Il y a dans le cinéma de Toledano / Nakache une volonté de bien-faire, un respect pour le travail des acteurs et une sorte d'aversion pour la vulgarité crasse qui place le duo dans la lignée d'une comédie française à la Gérard Oury.

Difficile en effet de ne pas comparer la prestation de Bacri à celles qu'offraient Louis de Funès ou Bourvil au réalisateur du Corniaud.

Les ressorts comiques étaient chez Oury à la fois prévisibles et délicatement efficaces, exactement de la même façon qu'ici Vincent Macaigne enchaîne les différentes variantes d'un même running gag. 

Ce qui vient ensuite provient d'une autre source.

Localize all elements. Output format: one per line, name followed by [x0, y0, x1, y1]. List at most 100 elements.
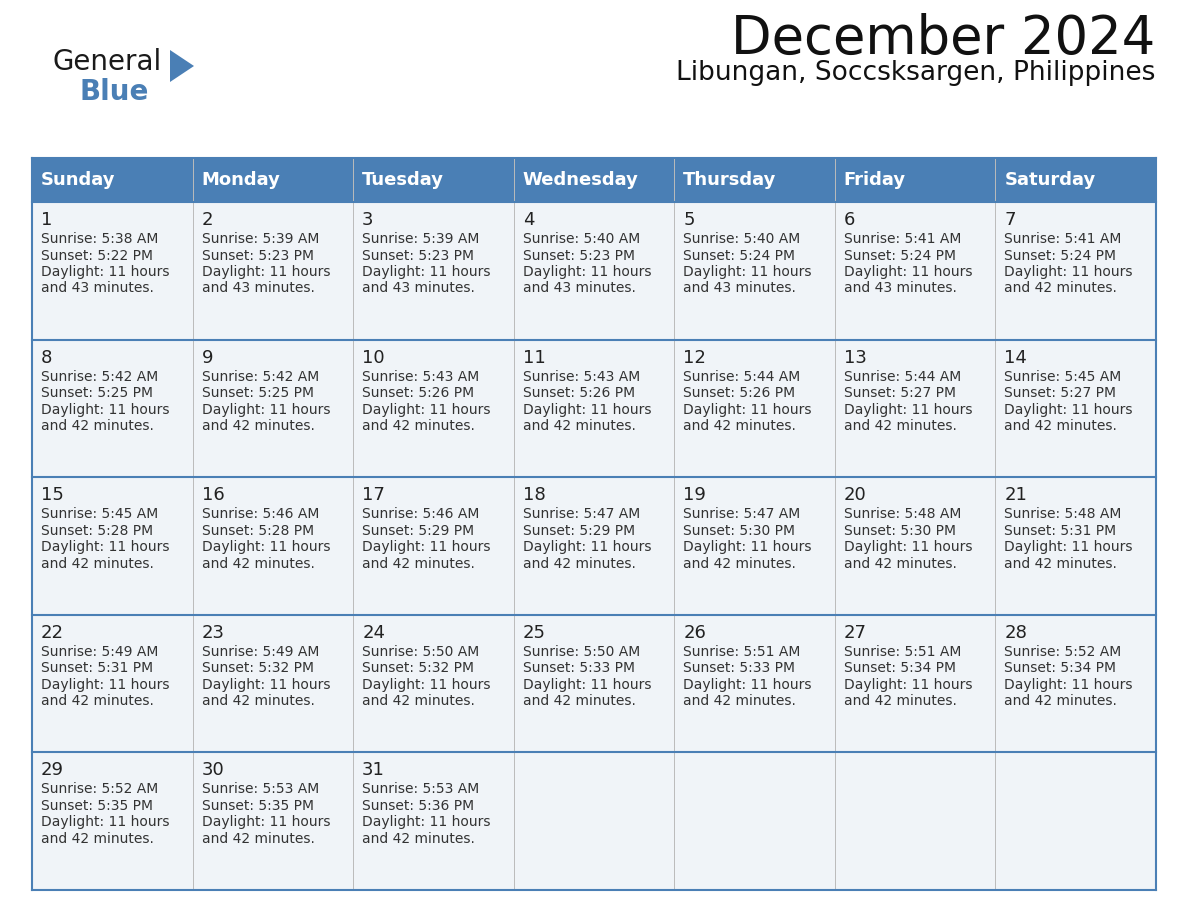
- Text: Sunset: 5:35 PM: Sunset: 5:35 PM: [202, 799, 314, 813]
- Text: Sunset: 5:29 PM: Sunset: 5:29 PM: [523, 523, 634, 538]
- Text: Daylight: 11 hours: Daylight: 11 hours: [42, 403, 170, 417]
- Bar: [513, 340, 675, 477]
- Text: Daylight: 11 hours: Daylight: 11 hours: [362, 403, 491, 417]
- Text: 5: 5: [683, 211, 695, 229]
- Text: Sunset: 5:34 PM: Sunset: 5:34 PM: [843, 661, 956, 676]
- Text: and 42 minutes.: and 42 minutes.: [362, 556, 475, 571]
- Text: Sunset: 5:26 PM: Sunset: 5:26 PM: [683, 386, 796, 400]
- Text: Sunrise: 5:38 AM: Sunrise: 5:38 AM: [42, 232, 158, 246]
- Text: Sunrise: 5:42 AM: Sunrise: 5:42 AM: [42, 370, 158, 384]
- Text: and 43 minutes.: and 43 minutes.: [42, 282, 154, 296]
- Text: 25: 25: [523, 624, 545, 642]
- Text: and 42 minutes.: and 42 minutes.: [42, 420, 154, 433]
- Text: Sunrise: 5:45 AM: Sunrise: 5:45 AM: [1004, 370, 1121, 384]
- Text: and 42 minutes.: and 42 minutes.: [523, 556, 636, 571]
- Text: and 42 minutes.: and 42 minutes.: [843, 556, 956, 571]
- Text: Sunrise: 5:51 AM: Sunrise: 5:51 AM: [683, 644, 801, 659]
- Text: Friday: Friday: [843, 171, 906, 189]
- Text: Sunrise: 5:40 AM: Sunrise: 5:40 AM: [523, 232, 640, 246]
- Bar: [513, 615, 675, 753]
- Bar: [513, 753, 675, 890]
- Text: and 43 minutes.: and 43 minutes.: [843, 282, 956, 296]
- Text: Sunset: 5:23 PM: Sunset: 5:23 PM: [202, 249, 314, 263]
- Text: Sunrise: 5:41 AM: Sunrise: 5:41 AM: [843, 232, 961, 246]
- Text: 29: 29: [42, 761, 64, 779]
- Text: and 42 minutes.: and 42 minutes.: [42, 694, 154, 709]
- Text: Sunrise: 5:48 AM: Sunrise: 5:48 AM: [1004, 508, 1121, 521]
- Text: Sunrise: 5:41 AM: Sunrise: 5:41 AM: [1004, 232, 1121, 246]
- Text: 9: 9: [202, 349, 213, 366]
- Text: Daylight: 11 hours: Daylight: 11 hours: [1004, 540, 1133, 554]
- Text: Sunrise: 5:46 AM: Sunrise: 5:46 AM: [202, 508, 318, 521]
- Text: 7: 7: [1004, 211, 1016, 229]
- Text: and 42 minutes.: and 42 minutes.: [42, 556, 154, 571]
- Bar: [835, 340, 996, 477]
- Text: 10: 10: [362, 349, 385, 366]
- Text: 4: 4: [523, 211, 535, 229]
- Text: Daylight: 11 hours: Daylight: 11 hours: [1004, 265, 1133, 279]
- Bar: [32, 477, 192, 615]
- Text: Sunrise: 5:46 AM: Sunrise: 5:46 AM: [362, 508, 480, 521]
- Text: 14: 14: [1004, 349, 1028, 366]
- Text: Sunset: 5:28 PM: Sunset: 5:28 PM: [202, 523, 314, 538]
- Text: Daylight: 11 hours: Daylight: 11 hours: [683, 677, 811, 692]
- Bar: [996, 477, 1156, 615]
- Text: 15: 15: [42, 487, 64, 504]
- Text: Daylight: 11 hours: Daylight: 11 hours: [42, 815, 170, 829]
- Text: Daylight: 11 hours: Daylight: 11 hours: [843, 265, 972, 279]
- Text: 17: 17: [362, 487, 385, 504]
- Bar: [32, 615, 192, 753]
- Text: Sunset: 5:28 PM: Sunset: 5:28 PM: [42, 523, 153, 538]
- Bar: [192, 340, 353, 477]
- Text: and 42 minutes.: and 42 minutes.: [683, 694, 796, 709]
- Text: Sunrise: 5:52 AM: Sunrise: 5:52 AM: [1004, 644, 1121, 659]
- Text: General: General: [52, 48, 162, 76]
- Text: Sunset: 5:36 PM: Sunset: 5:36 PM: [362, 799, 474, 813]
- Text: Daylight: 11 hours: Daylight: 11 hours: [362, 815, 491, 829]
- Text: Daylight: 11 hours: Daylight: 11 hours: [362, 540, 491, 554]
- Text: Sunset: 5:24 PM: Sunset: 5:24 PM: [843, 249, 956, 263]
- Text: Sunrise: 5:49 AM: Sunrise: 5:49 AM: [202, 644, 318, 659]
- Text: Sunrise: 5:48 AM: Sunrise: 5:48 AM: [843, 508, 961, 521]
- Text: and 43 minutes.: and 43 minutes.: [523, 282, 636, 296]
- Text: and 42 minutes.: and 42 minutes.: [1004, 282, 1117, 296]
- Text: and 42 minutes.: and 42 minutes.: [523, 694, 636, 709]
- Text: Sunrise: 5:51 AM: Sunrise: 5:51 AM: [843, 644, 961, 659]
- Text: Daylight: 11 hours: Daylight: 11 hours: [1004, 403, 1133, 417]
- Bar: [835, 753, 996, 890]
- Bar: [675, 202, 835, 340]
- Text: Daylight: 11 hours: Daylight: 11 hours: [202, 540, 330, 554]
- Polygon shape: [170, 50, 194, 82]
- Text: Daylight: 11 hours: Daylight: 11 hours: [202, 265, 330, 279]
- Bar: [675, 477, 835, 615]
- Text: Daylight: 11 hours: Daylight: 11 hours: [42, 265, 170, 279]
- Bar: [192, 615, 353, 753]
- Text: 30: 30: [202, 761, 225, 779]
- Text: 11: 11: [523, 349, 545, 366]
- Text: Sunset: 5:30 PM: Sunset: 5:30 PM: [843, 523, 956, 538]
- Text: 12: 12: [683, 349, 706, 366]
- Bar: [32, 202, 192, 340]
- Text: Sunrise: 5:39 AM: Sunrise: 5:39 AM: [202, 232, 318, 246]
- Text: 27: 27: [843, 624, 867, 642]
- Bar: [675, 615, 835, 753]
- Text: Wednesday: Wednesday: [523, 171, 639, 189]
- Bar: [353, 753, 513, 890]
- Text: and 42 minutes.: and 42 minutes.: [202, 694, 315, 709]
- Text: and 42 minutes.: and 42 minutes.: [362, 420, 475, 433]
- Text: 28: 28: [1004, 624, 1028, 642]
- Text: Sunset: 5:34 PM: Sunset: 5:34 PM: [1004, 661, 1117, 676]
- Text: 8: 8: [42, 349, 52, 366]
- Text: Sunset: 5:25 PM: Sunset: 5:25 PM: [42, 386, 153, 400]
- Bar: [353, 202, 513, 340]
- Text: Sunset: 5:27 PM: Sunset: 5:27 PM: [1004, 386, 1117, 400]
- Text: 1: 1: [42, 211, 52, 229]
- Text: Sunrise: 5:53 AM: Sunrise: 5:53 AM: [362, 782, 480, 797]
- Text: and 42 minutes.: and 42 minutes.: [843, 694, 956, 709]
- Bar: [996, 615, 1156, 753]
- Text: Tuesday: Tuesday: [362, 171, 444, 189]
- Bar: [353, 340, 513, 477]
- Text: and 42 minutes.: and 42 minutes.: [1004, 420, 1117, 433]
- Text: Sunrise: 5:43 AM: Sunrise: 5:43 AM: [362, 370, 480, 384]
- Text: and 42 minutes.: and 42 minutes.: [1004, 694, 1117, 709]
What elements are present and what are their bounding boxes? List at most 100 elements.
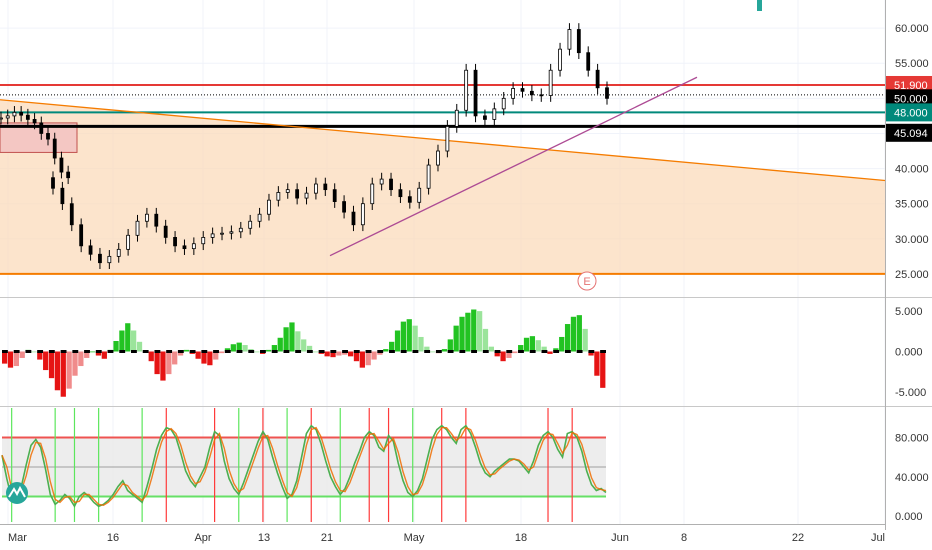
candle-body <box>351 211 356 226</box>
price-tick-label: 40.000 <box>895 164 929 176</box>
candle-body <box>417 187 422 203</box>
momentum-bar <box>324 351 330 357</box>
zero-dot <box>576 350 583 353</box>
momentum-bar <box>553 348 559 352</box>
price-tag-bg <box>886 103 932 122</box>
momentum-bar <box>7 351 14 368</box>
horizontal-levels <box>0 83 885 275</box>
momentum-bar <box>177 351 184 356</box>
price-tick-label: 35.000 <box>895 199 929 211</box>
candle-body <box>46 133 50 140</box>
zero-dot <box>166 350 173 353</box>
candle-body <box>586 52 591 71</box>
momentum-bar <box>347 351 354 357</box>
candle-body <box>173 237 177 247</box>
zero-dot <box>424 350 431 353</box>
candle-body <box>342 201 346 213</box>
momentum-bar <box>84 351 90 358</box>
candle-body <box>323 183 328 191</box>
candle-body <box>398 189 403 198</box>
time-tick-label: 18 <box>515 532 527 544</box>
zero-dot <box>189 350 196 353</box>
zero-dot <box>482 350 489 353</box>
momentum-bar <box>89 351 96 353</box>
candle-body <box>210 233 215 238</box>
time-tick-label: 16 <box>107 532 119 544</box>
momentum-bar <box>564 324 571 352</box>
candle-body <box>238 227 243 233</box>
momentum-bar <box>576 315 582 352</box>
event-marker-label: E <box>583 276 590 288</box>
momentum-bar <box>353 351 360 362</box>
candle-body <box>285 189 290 193</box>
candle-body <box>492 108 497 120</box>
candles <box>0 23 609 270</box>
price-tag-bg <box>886 89 932 108</box>
zero-dot <box>330 350 337 353</box>
momentum-bar <box>453 325 459 352</box>
momentum-bar <box>512 351 518 354</box>
zero-dot <box>224 350 231 353</box>
momentum-bar <box>131 330 137 352</box>
momentum-bar <box>301 339 307 352</box>
price-tick-label: 25.000 <box>895 269 929 281</box>
momentum-bar <box>330 351 336 358</box>
candle-body <box>51 177 55 189</box>
candle-body <box>295 189 300 199</box>
zero-dot <box>306 350 313 353</box>
momentum-bar <box>412 325 418 352</box>
momentum-bar <box>183 349 190 352</box>
zero-dot <box>600 350 606 353</box>
candle-body <box>135 220 140 236</box>
time-tick-label: Jun <box>611 532 629 544</box>
price-tag-label: 48.000 <box>894 107 928 119</box>
momentum-bar <box>213 351 219 360</box>
zero-dot <box>459 350 466 353</box>
momentum-bar <box>312 351 319 353</box>
momentum-panel <box>2 309 606 397</box>
momentum-bar <box>224 348 231 352</box>
candle-body <box>454 109 459 127</box>
candle-body <box>19 111 24 116</box>
momentum-bar <box>160 351 166 381</box>
momentum-bar <box>600 351 606 388</box>
momentum-bar <box>136 341 143 352</box>
momentum-bar <box>271 345 278 352</box>
momentum-bar <box>336 351 342 356</box>
candle-body <box>98 253 102 264</box>
candle-body <box>511 88 516 99</box>
candle-body <box>144 213 149 222</box>
price-tick-label: 55.000 <box>895 58 929 70</box>
momentum-bar <box>172 351 178 365</box>
zero-dot <box>553 350 560 353</box>
candle-body <box>257 213 262 222</box>
price-tick-label: 60.000 <box>895 23 929 35</box>
event-marker[interactable]: E <box>577 271 597 291</box>
candle-body <box>248 220 253 229</box>
momentum-bar <box>265 349 272 352</box>
momentum-bar <box>529 336 536 352</box>
momentum-bar <box>166 351 172 375</box>
candle-body <box>548 69 553 96</box>
zero-dot <box>95 350 102 353</box>
momentum-bar <box>218 351 225 354</box>
candle-body <box>12 111 17 117</box>
candle-body <box>154 213 159 227</box>
zero-dot <box>353 350 360 353</box>
momentum-bar <box>277 337 283 352</box>
candle-body <box>59 157 64 173</box>
momentum-bar <box>594 351 600 376</box>
candle-body <box>25 114 30 120</box>
candle-body <box>79 224 84 247</box>
event-marker-circle <box>577 271 597 291</box>
momentum-bar <box>289 322 295 352</box>
zero-dot <box>365 350 372 353</box>
zero-dot <box>2 350 8 353</box>
zero-dot <box>177 350 184 353</box>
zero-dot <box>119 350 126 353</box>
momentum-bar <box>66 351 72 389</box>
momentum-bar <box>447 339 453 352</box>
time-tick-label: 8 <box>681 532 687 544</box>
momentum-bar <box>559 336 565 352</box>
zero-dot <box>37 350 44 353</box>
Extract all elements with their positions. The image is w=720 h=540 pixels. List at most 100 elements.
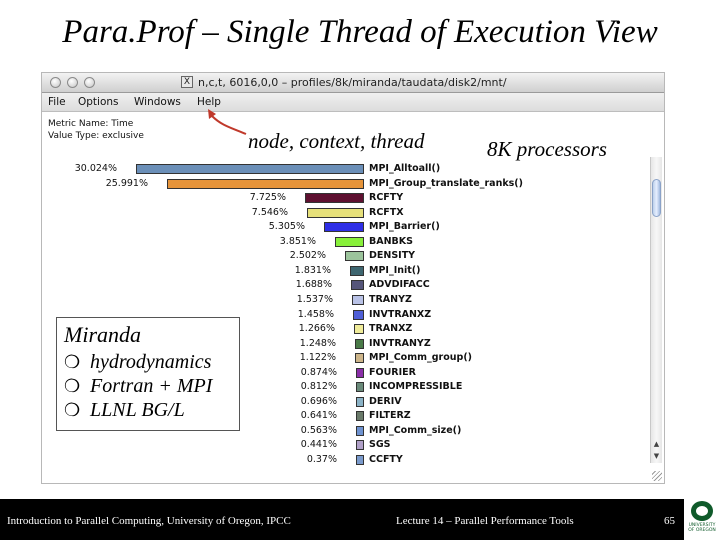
profile-bar[interactable] — [352, 294, 364, 305]
profile-bar[interactable] — [355, 353, 364, 364]
scroll-down-arrow-icon[interactable]: ▼ — [653, 452, 660, 460]
profile-percent-label: 30.024% — [74, 163, 117, 174]
menu-bar: File Options Windows Help — [42, 93, 664, 112]
node-context-thread-annotation: node, context, thread — [248, 129, 425, 153]
profile-function-name[interactable]: MPI_Comm_size() — [369, 424, 462, 436]
profile-bar[interactable] — [324, 222, 364, 233]
profile-function-name[interactable]: MPI_Init() — [369, 264, 421, 276]
circle-bullet-icon: ❍ — [64, 376, 81, 396]
profile-bar[interactable] — [345, 251, 364, 262]
profile-function-name[interactable]: TRANYZ — [369, 293, 412, 305]
profile-function-name[interactable]: INVTRANXZ — [369, 308, 432, 320]
profile-bar[interactable] — [305, 193, 364, 204]
profile-function-name[interactable]: BANBKS — [369, 235, 413, 247]
profile-function-name[interactable]: CCFTY — [369, 454, 403, 465]
profile-function-name[interactable]: MPI_Barrier() — [369, 221, 440, 233]
profile-function-name[interactable]: FILTERZ — [369, 410, 411, 422]
profile-row[interactable]: 2.502% DENSITY — [42, 249, 650, 263]
profile-percent-label: 7.546% — [251, 206, 288, 218]
value-type-label: Value Type: exclusive — [48, 131, 144, 141]
profile-row[interactable]: 1.537% TRANYZ — [42, 293, 650, 307]
profile-row[interactable]: 0.641% FILTERZ — [42, 409, 650, 423]
profile-bar[interactable] — [356, 425, 364, 436]
close-window-button[interactable] — [50, 77, 61, 88]
profile-row[interactable]: 1.248% INVTRANYZ — [42, 337, 650, 351]
menu-file[interactable]: File — [48, 96, 66, 108]
profile-function-name[interactable]: DENSITY — [369, 250, 416, 262]
profile-row[interactable]: 0.696% DERIV — [42, 395, 650, 409]
profile-bar[interactable] — [356, 396, 364, 407]
menu-options[interactable]: Options — [78, 96, 119, 108]
profile-row[interactable]: 1.688% ADVDIFACC — [42, 278, 650, 292]
profile-percent-label: 0.641% — [300, 410, 337, 422]
x11-icon: X — [181, 76, 193, 88]
profile-percent-label: 1.248% — [299, 337, 336, 349]
profile-row[interactable]: 30.024% MPI_Alltoall() — [42, 162, 650, 176]
profile-bar[interactable] — [356, 411, 364, 422]
profile-function-name[interactable]: MPI_Alltoall() — [369, 163, 441, 174]
zoom-window-button[interactable] — [84, 77, 95, 88]
profile-function-name[interactable]: FOURIER — [369, 366, 416, 378]
footer-course: Introduction to Parallel Computing, Univ… — [7, 515, 291, 527]
profile-function-name[interactable]: MPI_Group_translate_ranks() — [369, 177, 523, 189]
profile-bar[interactable] — [350, 265, 364, 276]
profile-percent-label: 5.305% — [268, 221, 305, 233]
profile-function-name[interactable]: INCOMPRESSIBLE — [369, 381, 463, 393]
profile-bar[interactable] — [307, 207, 364, 218]
profile-bar[interactable] — [356, 367, 364, 378]
resize-grip-icon[interactable] — [652, 471, 662, 481]
profile-row[interactable]: 3.851% BANBKS — [42, 235, 650, 249]
profile-bar[interactable] — [335, 236, 364, 247]
profile-bar[interactable] — [356, 440, 364, 451]
miranda-bullet: ❍ hydrodynamics — [64, 351, 212, 373]
profile-percent-label: 7.725% — [249, 192, 286, 204]
profile-function-name[interactable]: MPI_Comm_group() — [369, 352, 473, 364]
profile-bar[interactable] — [356, 382, 364, 393]
slide-title: Para.Prof – Single Thread of Execution V… — [62, 14, 658, 50]
profile-percent-label: 0.812% — [300, 381, 337, 393]
profile-row[interactable]: 0.812% INCOMPRESSIBLE — [42, 380, 650, 394]
profile-function-name[interactable]: ADVDIFACC — [369, 279, 430, 291]
scroll-thumb[interactable] — [652, 179, 661, 217]
menu-windows[interactable]: Windows — [134, 96, 181, 108]
profile-row[interactable]: 1.831% MPI_Init() — [42, 264, 650, 278]
metric-name-label: Metric Name: Time — [48, 119, 134, 129]
profile-bar[interactable] — [356, 455, 364, 465]
profile-row[interactable]: 0.37% CCFTY — [42, 453, 650, 467]
profile-bar[interactable] — [351, 280, 364, 291]
profile-function-name[interactable]: INVTRANYZ — [369, 337, 431, 349]
processors-annotation: 8K processors — [487, 137, 607, 161]
profile-bar[interactable] — [136, 164, 364, 174]
menu-help[interactable]: Help — [197, 96, 221, 108]
profile-percent-label: 1.831% — [294, 264, 331, 276]
minimize-window-button[interactable] — [67, 77, 78, 88]
scroll-up-arrow-icon[interactable]: ▲ — [653, 440, 660, 448]
profile-percent-label: 1.688% — [295, 279, 332, 291]
profile-function-name[interactable]: SGS — [369, 439, 391, 451]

Ce n'est jamais franchement hilarant, mais presque toujours plaisant, et même touchant (la scène du concert improvisé est un parangon d'efficacité). La diversité des thématiques évoquées (l'amour du métier, le sens de la débrouillardise), l'efficacité de la mise en scène et la performance des acteurs rendent le film diablement aimable. 

On ne peut vraiment lui reprocher que deux éléments : les histoires d'amour un peu gnan-gnan et des procédés qui tournent trop facilement à la répétition. C'est peu de chose, en comparaison du plaisir simple qu'il procure.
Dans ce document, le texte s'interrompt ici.